A court in Latvia has sentenced a pro-Kremlin activist to three years in prison for publicly displaying Russian and Soviet flags, media reported Wednesday.
Jelena Kreile has previously been seen wearing pro-war symbols and holding pro-Russian signs at anti-war rallies in the Latvian capital of Riga. The Latvian-born housewife, who only speaks Russian, faces 15 administrative cases for using banned symbols in public, according to the Riga-based investigative project Re:Baltica.
The Riga City Court found Kreile guilty of publicly praising and justifying Russian war crimes in Ukraine as well as the Soviet Union’s deportations from Latvia and other crimes against the Baltic country, said the news portal Delfi.
Prosecutors had requested a 3.5-year prison sentence for Kreile, whose five days served in detention would count toward her three-year sentence.

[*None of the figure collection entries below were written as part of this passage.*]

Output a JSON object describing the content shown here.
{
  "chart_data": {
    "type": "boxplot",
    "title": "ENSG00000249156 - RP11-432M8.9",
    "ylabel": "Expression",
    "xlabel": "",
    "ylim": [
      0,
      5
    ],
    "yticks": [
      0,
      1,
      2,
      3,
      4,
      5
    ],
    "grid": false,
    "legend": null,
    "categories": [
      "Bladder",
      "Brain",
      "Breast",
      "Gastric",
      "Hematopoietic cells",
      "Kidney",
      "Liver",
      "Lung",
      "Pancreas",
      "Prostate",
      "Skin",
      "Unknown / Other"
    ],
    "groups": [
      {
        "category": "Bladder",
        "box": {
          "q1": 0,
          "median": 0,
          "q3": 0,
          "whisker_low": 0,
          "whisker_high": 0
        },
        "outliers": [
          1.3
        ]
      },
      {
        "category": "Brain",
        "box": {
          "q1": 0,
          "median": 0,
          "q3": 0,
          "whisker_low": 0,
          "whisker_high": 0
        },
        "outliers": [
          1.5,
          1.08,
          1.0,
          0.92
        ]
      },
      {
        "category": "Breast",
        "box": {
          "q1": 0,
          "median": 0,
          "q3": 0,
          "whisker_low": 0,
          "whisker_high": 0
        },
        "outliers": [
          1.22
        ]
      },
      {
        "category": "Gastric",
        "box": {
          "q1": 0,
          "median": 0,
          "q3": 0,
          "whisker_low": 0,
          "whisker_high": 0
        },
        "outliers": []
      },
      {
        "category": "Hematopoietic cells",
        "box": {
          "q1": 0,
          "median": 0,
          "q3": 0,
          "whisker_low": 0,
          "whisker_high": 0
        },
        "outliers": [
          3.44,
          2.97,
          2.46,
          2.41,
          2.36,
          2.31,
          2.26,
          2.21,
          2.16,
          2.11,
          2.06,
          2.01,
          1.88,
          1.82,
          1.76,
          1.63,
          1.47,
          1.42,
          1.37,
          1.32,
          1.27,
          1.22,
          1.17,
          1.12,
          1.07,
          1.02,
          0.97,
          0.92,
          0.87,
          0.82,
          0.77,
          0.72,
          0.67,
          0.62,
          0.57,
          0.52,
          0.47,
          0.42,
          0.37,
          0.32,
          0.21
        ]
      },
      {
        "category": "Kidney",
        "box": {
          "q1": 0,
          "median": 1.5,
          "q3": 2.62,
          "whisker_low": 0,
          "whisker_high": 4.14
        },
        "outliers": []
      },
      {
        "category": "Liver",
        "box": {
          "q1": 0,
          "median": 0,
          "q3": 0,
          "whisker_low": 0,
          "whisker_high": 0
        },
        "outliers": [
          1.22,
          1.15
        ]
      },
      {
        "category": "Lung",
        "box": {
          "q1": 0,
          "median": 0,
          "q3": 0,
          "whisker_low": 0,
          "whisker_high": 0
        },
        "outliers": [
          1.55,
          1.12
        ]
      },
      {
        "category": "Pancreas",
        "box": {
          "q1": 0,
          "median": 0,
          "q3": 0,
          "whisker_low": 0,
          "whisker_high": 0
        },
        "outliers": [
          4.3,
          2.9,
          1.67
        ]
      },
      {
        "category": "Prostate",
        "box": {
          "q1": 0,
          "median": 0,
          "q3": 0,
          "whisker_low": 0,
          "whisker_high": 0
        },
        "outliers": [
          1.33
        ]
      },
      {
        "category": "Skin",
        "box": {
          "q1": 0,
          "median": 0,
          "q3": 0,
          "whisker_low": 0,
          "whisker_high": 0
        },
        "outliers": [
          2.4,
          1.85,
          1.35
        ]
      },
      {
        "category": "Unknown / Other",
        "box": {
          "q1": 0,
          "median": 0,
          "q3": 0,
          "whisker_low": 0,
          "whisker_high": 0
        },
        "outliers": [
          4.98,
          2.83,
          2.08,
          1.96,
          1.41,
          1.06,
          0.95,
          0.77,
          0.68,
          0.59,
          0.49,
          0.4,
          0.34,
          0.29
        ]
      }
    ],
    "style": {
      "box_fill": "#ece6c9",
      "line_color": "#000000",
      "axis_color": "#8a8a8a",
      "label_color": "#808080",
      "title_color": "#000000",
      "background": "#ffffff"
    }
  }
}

Kreile denies her guilt and can appeal the verdict with the Riga Regional Court.
Last fall, the court handed Kreile a one-year suspended sentence on similar charges in a separate criminal case.
Latvia designated Russia a “state sponsor of terrorism” and downgraded diplomatic ties with Moscow after it invaded Ukraine in 2022.
Around a quarter of the population of Latvia, which became an EU and NATO member a decade and a half after gaining independence from the Soviet Union in the early 1990s, is made up of ethnic Russians.